No. We are already in the 6th great mass extinction.
40 years ago, driving in rural areas at night would leave my windshield plastered with many dozens of insects. Driving in those same areas now, barely a handful of bugs to clean off. These insect populations are vital. They not only pollinate plant species, but they provide food supply at the base of the food chain.
In 1980, there was a study done on just 19 trees in Panama. Of the 1,200 species of beetles identified in the study, 80% had never been identified before. Think about how much deforestation has occurred in the rain forests since then. How many species have gone extinct in the last four and half decades that we will never even know existed. That is just the start. The loss of these insects will necessarily have a ripple effect up the food chain, and it’s already happening.

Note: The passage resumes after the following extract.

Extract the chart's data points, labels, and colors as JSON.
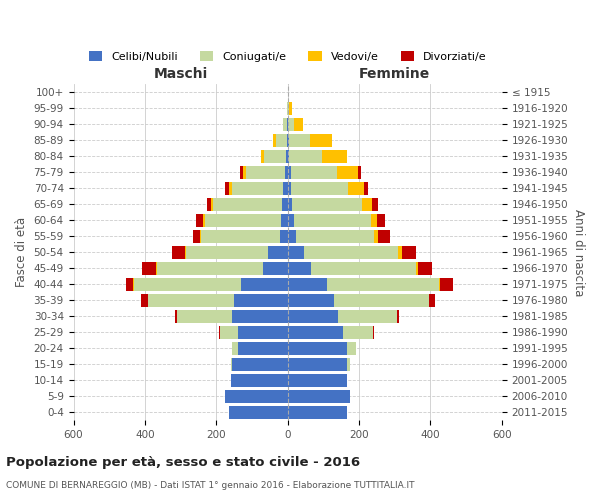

At the most conservative end of the spectrum we are losing species at a rate that is 100 times faster than the background rate of extinction; the rate at which species typically go extinct between major extinction events, while others estimate it to be 1,000 times that. “The total number of vertebrate species that went extinct in the last century would have taken about 800 to 10,000 years to disappear under the background rate of 2 E/MSY.” (Ceballos)
Compared to the normal rate of species loss between extinction events, we are currently losing species at somewhere between 100 and 1000 times that rate. Look at this chart from Our World in Data and think about the direction that that line is going.

Man, we’re screwed. Anyway… *eats 🍿 *
No, because we’re already in it.
On our way? Hahaha
Wildlife populations have collapsed 73% in the last 50 years.
Well the US is doing our share to speed us to the end game through deregulation of anything environmental, and “drill baby drill”.
It’s like a bad movie you already know how it’s going to end right from the beginning, and now you’re just stuck watching until the end hoping to be wrong.